Dracozolt
Fossil Pokémon
In ancient times, it was unbeatable thanks to its powerful lower body, but it went extinct anyway after it depleted all its plant-based food sources.
Base Stats
Type Effectiveness
Abilities
Evolution Chain
Moves
Details
Sprites
Competitive
Strategy Overview
Dracozolt has a minor niche in DOU as as a secondary attacker on sand teams, supplementing Excadrill as a Sand Rush sweeper with Bolt Beak's high power and Electric-type coverage. Enabled by Sand Rush, Bolt Beak makes Dracozolt a threatening attacker, as its massive power makes it somewhat difficult to handle for fast offensive archetypes. Dracozolt stands as one of sand's better answers to Water-types, such as Volcanion, Tapu Fini, and Urshifu-R, as it is decently capable of switching in on their Water-type attacks and threatens to KO them back—a niche over its main competition in Dracovish. Dracozolt's biggest downfall, however, lies in its reliance on Bolt Beak to be useful. While its Electric typing does let Dracozolt beat some key threats, it's also easily answered by too many popular Pokemon in the metagame, such as Rillaboom, Amoonguss, Landorus, Zeraora, Zygarde, and Assault Vest Kyurem-B. Bolt Beak's conditionality, which also effectively makes Tyranitar a compulsory teammate, is also easily circumvented by speed control such as Tailwind and Trick Room, and without Bolt Beak's doubled power, Dracozolt is simply mediocre due to its actually paltry offensive base stats.
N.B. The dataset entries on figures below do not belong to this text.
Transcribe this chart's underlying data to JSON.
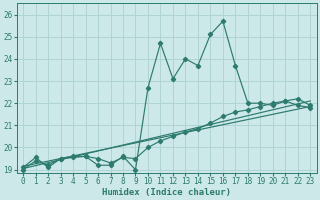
{
  "title": "",
  "xlabel": "Humidex (Indice chaleur)",
  "ylabel": "",
  "bg_color": "#cce8e8",
  "grid_color": "#b0d4d4",
  "line_color": "#2d7a6e",
  "xlim": [
    -0.5,
    23.5
  ],
  "ylim": [
    18.85,
    26.5
  ],
  "yticks": [
    19,
    20,
    21,
    22,
    23,
    24,
    25,
    26
  ],
  "xticks": [
    0,
    1,
    2,
    3,
    4,
    5,
    6,
    7,
    8,
    9,
    10,
    11,
    12,
    13,
    14,
    15,
    16,
    17,
    18,
    19,
    20,
    21,
    22,
    23
  ],
  "series1_x": [
    0,
    1,
    2,
    3,
    4,
    5,
    6,
    7,
    8,
    9,
    10,
    11,
    12,
    13,
    14,
    15,
    16,
    17,
    18,
    19,
    20,
    21,
    22,
    23
  ],
  "series1_y": [
    19.1,
    19.55,
    19.1,
    19.5,
    19.6,
    19.6,
    19.2,
    19.2,
    19.6,
    19.0,
    22.7,
    24.7,
    23.1,
    24.0,
    23.7,
    25.1,
    25.7,
    23.7,
    22.0,
    22.0,
    21.9,
    22.1,
    21.9,
    21.8
  ],
  "series2_x": [
    0,
    1,
    2,
    3,
    4,
    5,
    6,
    7,
    8,
    9,
    10,
    11,
    12,
    13,
    14,
    15,
    16,
    17,
    18,
    19,
    20,
    21,
    22,
    23
  ],
  "series2_y": [
    19.0,
    19.4,
    19.2,
    19.5,
    19.55,
    19.6,
    19.5,
    19.3,
    19.55,
    19.5,
    20.0,
    20.3,
    20.5,
    20.7,
    20.85,
    21.1,
    21.4,
    21.6,
    21.7,
    21.85,
    22.0,
    22.1,
    22.2,
    21.9
  ],
  "line1_x": [
    0,
    23
  ],
  "line1_y": [
    19.05,
    22.1
  ],
  "line2_x": [
    0,
    23
  ],
  "line2_y": [
    19.15,
    21.85
  ]
}
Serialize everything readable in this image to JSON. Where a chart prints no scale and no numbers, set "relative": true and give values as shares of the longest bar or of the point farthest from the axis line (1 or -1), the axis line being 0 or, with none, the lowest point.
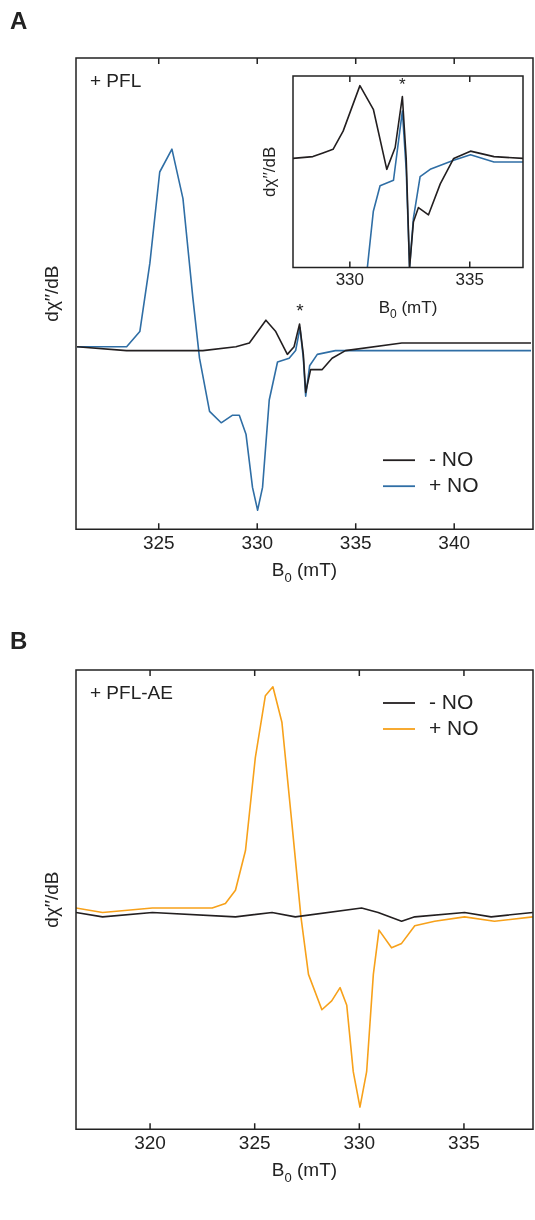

Ultimately, Dracozolt can be hard to fit onto sand teams because of the stiff competition among Sand Rush attackers and how having multiple together puts too much pressure on Tyranitar. Additionally, Dracozolt is the only one truly vulnerable to getting slowed down by Intimidate, as it is unable to get through Incineroar and Landorus-T, unlike Excadrill and Dracovish.